I hear ya....I keep thinking, hey couldn't all this time doing facebook pages and tweets...be better spent trying to get a fscking job...or create your own business??
Don't get me wrong..there injustices in the world, and it is good to protest, but most of what I saw after about day x3 of the Occupy thing...was people bitching about "Banks got a bailout..where is MY bailout"? And shit like that. The protest message I got more and more was that it was a bunch of kids there with expensive macbooks and iphones with a sense of entitlement bitching about not having life handed to them on a silver plate.
I'm sorry, but in real life for 99% of us...we don't get the easy way in, we have to work for what we want...not everyone gets a fucking trophy for just participating, and no one gives a shit about your self esteem.

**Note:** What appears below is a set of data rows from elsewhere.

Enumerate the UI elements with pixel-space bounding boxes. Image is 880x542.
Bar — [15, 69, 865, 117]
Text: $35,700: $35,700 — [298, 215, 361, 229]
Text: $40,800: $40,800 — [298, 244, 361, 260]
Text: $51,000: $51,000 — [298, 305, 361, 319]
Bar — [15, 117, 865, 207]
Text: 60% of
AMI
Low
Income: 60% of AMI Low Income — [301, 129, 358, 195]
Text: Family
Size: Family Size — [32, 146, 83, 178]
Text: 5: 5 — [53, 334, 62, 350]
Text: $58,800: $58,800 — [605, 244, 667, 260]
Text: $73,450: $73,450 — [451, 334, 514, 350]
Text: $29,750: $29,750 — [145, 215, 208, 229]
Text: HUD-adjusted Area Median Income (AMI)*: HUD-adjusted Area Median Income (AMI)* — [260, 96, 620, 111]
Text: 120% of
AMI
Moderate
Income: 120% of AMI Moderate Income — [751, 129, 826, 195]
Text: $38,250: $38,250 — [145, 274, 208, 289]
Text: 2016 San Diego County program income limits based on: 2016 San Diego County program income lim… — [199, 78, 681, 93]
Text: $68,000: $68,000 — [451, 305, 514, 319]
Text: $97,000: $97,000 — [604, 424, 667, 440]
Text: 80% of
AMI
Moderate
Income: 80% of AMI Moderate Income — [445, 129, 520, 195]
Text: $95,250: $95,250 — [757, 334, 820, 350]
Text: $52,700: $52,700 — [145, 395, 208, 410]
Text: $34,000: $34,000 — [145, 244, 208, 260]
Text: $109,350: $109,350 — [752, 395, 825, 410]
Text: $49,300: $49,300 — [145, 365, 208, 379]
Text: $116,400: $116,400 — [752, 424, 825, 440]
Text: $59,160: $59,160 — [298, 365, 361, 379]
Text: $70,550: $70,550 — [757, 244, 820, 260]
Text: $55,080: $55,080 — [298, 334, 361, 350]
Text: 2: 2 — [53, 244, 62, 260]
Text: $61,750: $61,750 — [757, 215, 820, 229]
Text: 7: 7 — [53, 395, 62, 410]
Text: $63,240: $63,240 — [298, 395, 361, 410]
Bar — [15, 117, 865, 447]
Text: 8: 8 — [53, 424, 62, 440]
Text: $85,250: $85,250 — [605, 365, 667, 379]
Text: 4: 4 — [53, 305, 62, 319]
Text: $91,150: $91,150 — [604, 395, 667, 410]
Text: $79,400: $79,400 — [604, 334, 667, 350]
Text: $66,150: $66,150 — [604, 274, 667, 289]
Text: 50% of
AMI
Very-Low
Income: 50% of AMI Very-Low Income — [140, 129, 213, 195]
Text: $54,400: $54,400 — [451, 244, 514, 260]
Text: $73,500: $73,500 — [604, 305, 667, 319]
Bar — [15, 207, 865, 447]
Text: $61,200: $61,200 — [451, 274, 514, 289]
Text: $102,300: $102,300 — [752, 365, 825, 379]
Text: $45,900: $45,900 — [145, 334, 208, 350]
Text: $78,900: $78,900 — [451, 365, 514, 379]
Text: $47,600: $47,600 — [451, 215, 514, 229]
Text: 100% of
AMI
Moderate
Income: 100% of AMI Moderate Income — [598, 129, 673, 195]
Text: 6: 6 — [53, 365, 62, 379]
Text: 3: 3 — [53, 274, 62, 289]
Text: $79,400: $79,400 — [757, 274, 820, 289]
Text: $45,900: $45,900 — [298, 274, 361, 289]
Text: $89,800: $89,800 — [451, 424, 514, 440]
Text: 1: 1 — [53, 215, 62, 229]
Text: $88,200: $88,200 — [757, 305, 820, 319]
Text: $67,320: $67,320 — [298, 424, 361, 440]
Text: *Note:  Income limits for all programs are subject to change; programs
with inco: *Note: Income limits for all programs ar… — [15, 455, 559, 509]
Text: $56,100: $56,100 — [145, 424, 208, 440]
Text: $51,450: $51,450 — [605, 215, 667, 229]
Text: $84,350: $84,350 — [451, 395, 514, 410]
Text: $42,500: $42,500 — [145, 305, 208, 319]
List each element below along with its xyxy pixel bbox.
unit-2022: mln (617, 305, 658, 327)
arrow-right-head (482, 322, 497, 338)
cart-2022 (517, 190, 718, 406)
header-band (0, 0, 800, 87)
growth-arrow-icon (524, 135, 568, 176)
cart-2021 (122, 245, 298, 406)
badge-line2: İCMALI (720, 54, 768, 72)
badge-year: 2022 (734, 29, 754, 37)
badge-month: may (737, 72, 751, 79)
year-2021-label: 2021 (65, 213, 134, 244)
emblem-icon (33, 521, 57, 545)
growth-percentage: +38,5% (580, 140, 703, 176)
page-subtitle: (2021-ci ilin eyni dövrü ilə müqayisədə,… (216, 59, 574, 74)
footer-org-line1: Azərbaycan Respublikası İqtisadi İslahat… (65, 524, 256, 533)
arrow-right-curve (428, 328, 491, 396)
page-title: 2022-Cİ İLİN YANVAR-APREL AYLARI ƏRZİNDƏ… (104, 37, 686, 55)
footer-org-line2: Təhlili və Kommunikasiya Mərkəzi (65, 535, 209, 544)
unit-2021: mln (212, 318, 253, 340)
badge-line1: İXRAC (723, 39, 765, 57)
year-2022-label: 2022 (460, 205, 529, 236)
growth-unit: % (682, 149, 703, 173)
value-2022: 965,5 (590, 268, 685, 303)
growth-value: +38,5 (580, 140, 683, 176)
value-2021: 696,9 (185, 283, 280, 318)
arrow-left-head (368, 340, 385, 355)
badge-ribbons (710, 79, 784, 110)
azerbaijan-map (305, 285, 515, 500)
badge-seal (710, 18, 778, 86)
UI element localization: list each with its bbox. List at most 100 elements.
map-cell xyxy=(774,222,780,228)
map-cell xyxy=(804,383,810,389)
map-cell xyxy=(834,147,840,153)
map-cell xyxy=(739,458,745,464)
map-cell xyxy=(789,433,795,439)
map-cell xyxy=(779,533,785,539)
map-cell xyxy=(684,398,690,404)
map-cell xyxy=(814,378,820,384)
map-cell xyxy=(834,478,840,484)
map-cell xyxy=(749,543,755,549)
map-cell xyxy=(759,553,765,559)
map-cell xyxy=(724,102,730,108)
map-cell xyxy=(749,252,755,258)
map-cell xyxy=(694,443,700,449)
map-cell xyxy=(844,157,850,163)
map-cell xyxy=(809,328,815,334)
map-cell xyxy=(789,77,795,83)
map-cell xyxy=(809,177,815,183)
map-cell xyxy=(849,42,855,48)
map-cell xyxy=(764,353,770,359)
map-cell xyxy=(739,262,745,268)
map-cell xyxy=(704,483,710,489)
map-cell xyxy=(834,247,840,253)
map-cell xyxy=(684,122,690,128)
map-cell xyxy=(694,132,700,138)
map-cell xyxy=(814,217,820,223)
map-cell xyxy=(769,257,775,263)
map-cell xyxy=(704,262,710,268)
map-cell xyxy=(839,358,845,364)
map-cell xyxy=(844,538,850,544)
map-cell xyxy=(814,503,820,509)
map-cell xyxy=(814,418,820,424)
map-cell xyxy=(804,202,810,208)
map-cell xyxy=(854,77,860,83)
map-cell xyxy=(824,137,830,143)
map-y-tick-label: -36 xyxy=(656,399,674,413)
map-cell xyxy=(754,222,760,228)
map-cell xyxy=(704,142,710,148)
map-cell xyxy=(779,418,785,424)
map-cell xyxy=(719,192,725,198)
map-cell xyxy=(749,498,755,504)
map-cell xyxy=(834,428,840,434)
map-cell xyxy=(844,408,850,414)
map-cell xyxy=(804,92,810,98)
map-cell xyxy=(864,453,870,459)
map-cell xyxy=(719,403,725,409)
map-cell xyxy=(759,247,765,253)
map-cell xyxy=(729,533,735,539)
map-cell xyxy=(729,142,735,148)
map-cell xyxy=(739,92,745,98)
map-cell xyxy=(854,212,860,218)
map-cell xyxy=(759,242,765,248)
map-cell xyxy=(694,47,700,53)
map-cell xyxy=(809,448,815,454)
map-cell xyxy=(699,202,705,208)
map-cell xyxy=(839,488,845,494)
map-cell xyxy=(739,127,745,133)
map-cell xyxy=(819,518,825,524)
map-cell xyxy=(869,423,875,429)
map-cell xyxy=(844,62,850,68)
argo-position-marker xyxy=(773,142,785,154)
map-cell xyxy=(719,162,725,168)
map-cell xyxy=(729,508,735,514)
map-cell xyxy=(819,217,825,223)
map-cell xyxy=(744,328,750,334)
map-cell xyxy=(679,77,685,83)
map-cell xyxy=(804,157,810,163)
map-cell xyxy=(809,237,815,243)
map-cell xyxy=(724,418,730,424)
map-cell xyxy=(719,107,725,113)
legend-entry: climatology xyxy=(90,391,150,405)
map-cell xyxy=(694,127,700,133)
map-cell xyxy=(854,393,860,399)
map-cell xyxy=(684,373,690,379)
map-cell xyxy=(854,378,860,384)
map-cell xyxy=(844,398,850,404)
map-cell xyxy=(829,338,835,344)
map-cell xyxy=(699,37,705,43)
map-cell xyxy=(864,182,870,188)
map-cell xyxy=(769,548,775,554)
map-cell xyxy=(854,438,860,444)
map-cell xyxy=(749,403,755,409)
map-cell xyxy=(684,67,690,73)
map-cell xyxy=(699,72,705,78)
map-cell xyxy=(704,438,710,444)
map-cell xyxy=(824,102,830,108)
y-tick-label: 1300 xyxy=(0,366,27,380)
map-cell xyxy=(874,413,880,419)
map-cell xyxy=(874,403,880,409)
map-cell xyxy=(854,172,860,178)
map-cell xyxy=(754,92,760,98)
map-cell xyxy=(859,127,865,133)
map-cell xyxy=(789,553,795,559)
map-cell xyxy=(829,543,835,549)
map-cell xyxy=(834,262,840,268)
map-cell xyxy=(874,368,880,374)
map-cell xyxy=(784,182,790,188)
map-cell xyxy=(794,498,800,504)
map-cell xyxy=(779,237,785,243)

Sadly, we've raised a couple of generations of kids that have been raised this way...and now they're seeing that the real world just ain't that way. In the real world, people throw the dodgeball at you and try to knock your retainer out of your face...
Light travels faster than sound. This is why some people appear bright until you hear them speak.........
Making them more efficient, is not a bad thing.
But having the Federal Govt. overstep their enumerated powers granted by the Constitution to mandate what types private companies can make and sell is tyrannical.
If someone can make more efficient light bulbs, market them and find a market for them...fine. But it isn't the governments job to make their market for them at the expense of others.
Light travels faster than sound. This is why some people appear bright until you hear them speak.........
I think you've missed the point of the OWS. Their point is: the banks wrecked the economy, probably criminally. They not only did not get punished, but they got 700 billion dollars of taxpayer money, which they then turned around and used to pay bonuses to the people that wrecked the economy. Meanwhile, people who did everything right - got good grades, borrowed money to pay for school, and got a degree - none of them can find a job. Not only can they not find a job, the government is doing nothing to help them. The issue is the double standard - if I am a rich bank, I can do whatever I want, and if I get into trouble, I get bailed out with taxpayer dollars, and if I am not a rich bank, then I'm screwed. It is not that they want a "bailout" - what they want is the government to spend its money helping its citizens in need rather than banks who deserve to fail for their incompetence.